Ninguém apostava naquele sonho improvável, mas ela não lhes dava ouvidos. Tinha muito com o que se ocupar. Já não bastava a filha pequena que vivia chorando pela ausência do pai? Preocupar-se com mais velho não faria bem à sua saúde. O moleque já estava crescido, sabia se cuidar. Até comprara um terno com o dinheiro obtido em pequenos bicos.
Não. Ela já suava demais para dar atenção às palavras dos vizinhos e parentes. Preferia ficar quieta em sua casa, cuidando das tarefas domésticas, educando a filha e costurando vestidos incríveis para pessoas que nadavam em dinheiro. Certa vez, enquanto franzia o cenho para a máquina de costura, movendo o tecido com os dedos hábeis, lembrou-se por acaso do dia em que Leorio prometera a ela que se tornaria um médico.
— Você vai ver, mãe. Eu vou obter a aprovação no Exame Hunter, usar a licença para entrar em uma boa faculdade de Medicina e provar a todos esses desgraçados que eles estão errados sobre mim!
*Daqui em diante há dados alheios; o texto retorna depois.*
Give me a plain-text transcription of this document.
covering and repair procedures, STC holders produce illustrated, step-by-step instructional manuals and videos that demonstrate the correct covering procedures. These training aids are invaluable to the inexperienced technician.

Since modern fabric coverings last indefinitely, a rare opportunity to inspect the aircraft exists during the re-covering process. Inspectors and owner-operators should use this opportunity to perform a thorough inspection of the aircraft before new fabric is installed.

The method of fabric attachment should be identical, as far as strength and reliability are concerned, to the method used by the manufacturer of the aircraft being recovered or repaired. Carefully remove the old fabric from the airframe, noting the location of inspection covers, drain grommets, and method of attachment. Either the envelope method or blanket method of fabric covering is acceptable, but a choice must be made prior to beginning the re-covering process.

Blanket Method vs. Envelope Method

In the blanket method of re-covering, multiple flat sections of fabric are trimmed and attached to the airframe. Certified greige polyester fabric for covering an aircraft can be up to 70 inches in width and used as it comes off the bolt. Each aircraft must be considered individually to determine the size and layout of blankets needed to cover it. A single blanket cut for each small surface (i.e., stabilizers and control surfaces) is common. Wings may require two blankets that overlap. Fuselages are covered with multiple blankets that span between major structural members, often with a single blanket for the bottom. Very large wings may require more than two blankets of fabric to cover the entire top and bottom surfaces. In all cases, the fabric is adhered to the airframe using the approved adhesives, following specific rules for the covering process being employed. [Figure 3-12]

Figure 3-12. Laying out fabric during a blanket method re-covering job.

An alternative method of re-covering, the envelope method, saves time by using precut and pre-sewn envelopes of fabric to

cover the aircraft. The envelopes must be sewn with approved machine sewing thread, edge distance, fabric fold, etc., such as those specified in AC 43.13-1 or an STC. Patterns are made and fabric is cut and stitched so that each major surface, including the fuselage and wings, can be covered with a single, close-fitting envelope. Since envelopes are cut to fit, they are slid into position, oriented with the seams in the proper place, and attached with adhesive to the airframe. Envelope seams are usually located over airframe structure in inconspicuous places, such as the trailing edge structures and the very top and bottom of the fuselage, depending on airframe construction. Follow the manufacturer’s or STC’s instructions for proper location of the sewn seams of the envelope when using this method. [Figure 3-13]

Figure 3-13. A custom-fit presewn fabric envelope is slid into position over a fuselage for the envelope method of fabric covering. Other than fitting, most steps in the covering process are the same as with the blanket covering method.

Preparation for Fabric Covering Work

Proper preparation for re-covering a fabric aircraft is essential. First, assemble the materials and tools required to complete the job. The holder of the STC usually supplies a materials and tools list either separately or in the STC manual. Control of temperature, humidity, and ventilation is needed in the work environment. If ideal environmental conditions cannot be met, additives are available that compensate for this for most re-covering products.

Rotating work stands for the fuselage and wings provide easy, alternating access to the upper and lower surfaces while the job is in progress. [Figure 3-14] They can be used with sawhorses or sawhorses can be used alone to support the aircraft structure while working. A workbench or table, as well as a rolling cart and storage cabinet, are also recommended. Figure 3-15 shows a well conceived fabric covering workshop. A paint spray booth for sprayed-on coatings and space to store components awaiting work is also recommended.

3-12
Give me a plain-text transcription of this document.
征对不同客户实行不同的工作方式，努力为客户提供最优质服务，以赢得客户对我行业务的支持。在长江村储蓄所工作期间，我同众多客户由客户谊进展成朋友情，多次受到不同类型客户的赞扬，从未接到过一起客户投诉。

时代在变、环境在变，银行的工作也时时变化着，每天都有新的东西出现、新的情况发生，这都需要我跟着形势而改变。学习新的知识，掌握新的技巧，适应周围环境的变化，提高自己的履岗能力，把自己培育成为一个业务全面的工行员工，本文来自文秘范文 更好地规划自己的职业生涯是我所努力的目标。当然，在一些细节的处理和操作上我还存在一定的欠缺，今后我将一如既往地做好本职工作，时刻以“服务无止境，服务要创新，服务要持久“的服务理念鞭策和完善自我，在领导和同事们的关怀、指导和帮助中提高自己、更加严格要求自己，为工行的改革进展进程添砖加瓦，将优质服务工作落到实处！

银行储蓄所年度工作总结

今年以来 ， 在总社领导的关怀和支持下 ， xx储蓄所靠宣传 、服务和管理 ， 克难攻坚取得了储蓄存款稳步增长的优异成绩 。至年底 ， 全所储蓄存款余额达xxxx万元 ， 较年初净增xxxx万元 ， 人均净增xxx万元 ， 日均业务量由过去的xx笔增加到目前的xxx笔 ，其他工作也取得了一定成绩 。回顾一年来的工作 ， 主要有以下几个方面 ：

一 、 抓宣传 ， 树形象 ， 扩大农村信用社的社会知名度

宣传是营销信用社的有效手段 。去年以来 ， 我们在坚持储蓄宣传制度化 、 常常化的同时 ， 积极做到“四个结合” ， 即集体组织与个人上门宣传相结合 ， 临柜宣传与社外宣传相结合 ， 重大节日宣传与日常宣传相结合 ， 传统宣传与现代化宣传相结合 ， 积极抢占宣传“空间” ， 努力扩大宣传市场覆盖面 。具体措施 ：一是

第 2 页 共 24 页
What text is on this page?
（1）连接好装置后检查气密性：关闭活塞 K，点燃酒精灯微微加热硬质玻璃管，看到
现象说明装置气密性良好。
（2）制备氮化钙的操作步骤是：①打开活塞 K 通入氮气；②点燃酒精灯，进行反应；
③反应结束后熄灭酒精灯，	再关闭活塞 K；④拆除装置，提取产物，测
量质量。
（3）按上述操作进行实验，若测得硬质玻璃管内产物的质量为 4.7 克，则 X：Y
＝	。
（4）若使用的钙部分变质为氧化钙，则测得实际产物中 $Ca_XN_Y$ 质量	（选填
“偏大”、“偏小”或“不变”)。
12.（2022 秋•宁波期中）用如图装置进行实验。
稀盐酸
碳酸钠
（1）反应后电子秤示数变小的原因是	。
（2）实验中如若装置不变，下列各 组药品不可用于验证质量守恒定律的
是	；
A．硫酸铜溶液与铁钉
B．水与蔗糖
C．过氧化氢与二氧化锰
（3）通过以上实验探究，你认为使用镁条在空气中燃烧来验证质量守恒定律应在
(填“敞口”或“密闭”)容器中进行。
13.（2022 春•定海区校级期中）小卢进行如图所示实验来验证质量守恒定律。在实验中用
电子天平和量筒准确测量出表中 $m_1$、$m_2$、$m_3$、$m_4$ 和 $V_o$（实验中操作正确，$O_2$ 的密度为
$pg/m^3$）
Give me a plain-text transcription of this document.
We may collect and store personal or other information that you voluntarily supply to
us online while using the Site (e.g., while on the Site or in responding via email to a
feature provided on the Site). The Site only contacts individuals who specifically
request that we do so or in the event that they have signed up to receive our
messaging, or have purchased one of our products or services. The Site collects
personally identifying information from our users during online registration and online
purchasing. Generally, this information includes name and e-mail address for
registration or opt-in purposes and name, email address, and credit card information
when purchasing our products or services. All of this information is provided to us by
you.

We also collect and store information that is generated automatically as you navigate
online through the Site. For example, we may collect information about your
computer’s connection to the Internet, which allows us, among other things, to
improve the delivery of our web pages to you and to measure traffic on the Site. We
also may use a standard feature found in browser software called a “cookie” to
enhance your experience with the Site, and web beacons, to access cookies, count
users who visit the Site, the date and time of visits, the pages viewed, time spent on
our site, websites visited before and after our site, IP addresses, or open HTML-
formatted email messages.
Ela prensara os lábios, incerta. Com o filho em casa, sempre havia mais dinheiro. E mais trabalho também. O infeliz não parava quieto! Sempre atrás das mulheres mais velhas, sempre importunando a irmãzinha, sempre criticando a mãe por ter se envolvido com um cafajeste que abandonara os três à própria sorte.
— Você não tem capacidade, Leorio — respondera.
— Mas, mãe!
— Vai morrer. É isso que você quer, garoto?
As lágrimas vieram. Não era possível controlá-las. Percebendo que ultrapassara um limite perigoso, Leorio abraçara a mãe, murmurando desculpas.
— Você vai ver... Vou provar para você também.
E ele provou. Obteve sua licença, passou no vestibular, matriculou-se em uma faculdade. Matava-se de estudar. Ela sabia disso. Leorio sempre fora assim. Quando cismava com alguma coisa, cismava mesmo, e ia com a cara e a coragem atrás de seus sonhos. Os parentes e vizinhos ainda comentavam, é claro. Os imbecis não tinham mais o que fazer da vida. Até que, certa vez, Alice tomou sua mão durante uma das pausas no serviço de costura e arrastou-a para a sala, onde a televisão zumbia.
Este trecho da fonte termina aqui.